At present the Musto-Carmelitano winery has only about 3 hectares (7 acres) under vine. Like other farmers there, they also grow wheat, olives and several other cash crops. In other words, they're real farmers, not well-heeled city folk who decided to have some fun with wine. And there is no hint of a Tuscan monoculture (all vines all the time!) in this zone.
This winery's vineyards are, as so often, scattered round the area in small parcels. Some of the vines are as old as 80-90 years, meaning they're at the end of their productive life, and some are "new" at 20 years. Every grape grown in and around Maschito is Aglianico. Further, their two single-vineyards wines display a strong individual character that reflects the soil, the vines' age and the exposition of each wine's materia prima (raw material). As you might expect, the Musto-Carmelitanos' Aglianicos display a depth and an emerging complexity that bodes well for the future; the 2007 vintage, not yet bottled, is their first "serious" production.
The Musto-Carmelitanos use a modified form of the traditional alberello (bush) kind of vine-training -- so modified that it looks a lot like Guyot. This helps further reduce the yields on plants that often produce few bunches of grapes due to age, which gives the fruit more concentrated juice and aromatic polyphenols in their thick skins. The elevation (2000 feet) and large range of day-night temperatures also play their part in making fine grapes at the harvest in November.

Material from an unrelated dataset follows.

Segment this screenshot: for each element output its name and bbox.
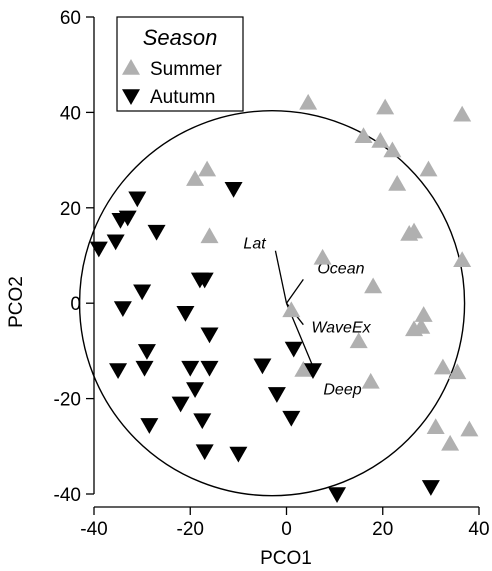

Elisabetta makes three levels of Aglianico del Vulture. The base red, Maschitano IGT, is, frankly, unworthy of the denomination and the other wines in her lineup. Tellingly, Maschitano is made of purchased grapes. I'm told that this wine has a local following because, as Fortunato told me, "the other base wines around here are so dreadful." Even though I didn't think much of this one, I do admit that it's far better than some of the horrifying vino sfuso (bulk wine) I've been drinking lately. (When I'm paying for wine, trust me when I say I don't go all-out.)
The wines produced from Elisabetta's own grapes are another
story altogether. Both have the grit and character you'd hope to find in an Aglianico del Vulture, not to mention an intriguing complexity lurking within. As I said, both of these other wines are crus -- single-vineyard wines -- and the quality leap from the Maschitano to these is a dramatic and inspiring as all the wind farms you see over the hills of Basilicata.
Serra del Prete ("Priest's Hedge") DOC is made of fruit from 40-50 year-old vines. The wine has the structure and hints of volcanic ferocity that I associate with the denomination. Although this is a tank sample and the wine has much developing to do, the tannins are vivid and yet smoother than you'd think, with no hint of bitterness. Dark cherry fruit, a clean attack on the palate. Balanced, rich, yet quite different from the "sunnier" Aglianicos of Campania. Currently at 14.5%, this wine will be bottled in the autumn and released in spring 2009. No wood. Should be highly drinkable upon release.
Pian del Moro ("Blackberry Field") DOC is ageing in large oak (tonneaux). The tannic influence of the oak is at its peak right now. I think this wine, made from the Musto-Carmelitanos' oldest vines, will be rich, complex and age-worthy for some time. The fieriness of Aglianico del Vulture is in this one, and no doubt this quality will be modified somewhat -- let's hope not too much -- by the wood. A powerful, balanced wine in the making.
We are still in the earliest days of Musto-Carmelitano wines. The vines, terrain and the will to make top-class wines from an underdog area -- it's all there. Fortunato told me that, when Aglianico del Vulture is finally elevated to DOCG status, the village of Maschito will be at the geographic centre of the zone. And, I suspect, Elisabetta and her family will have played a significant role in the denomination's rise.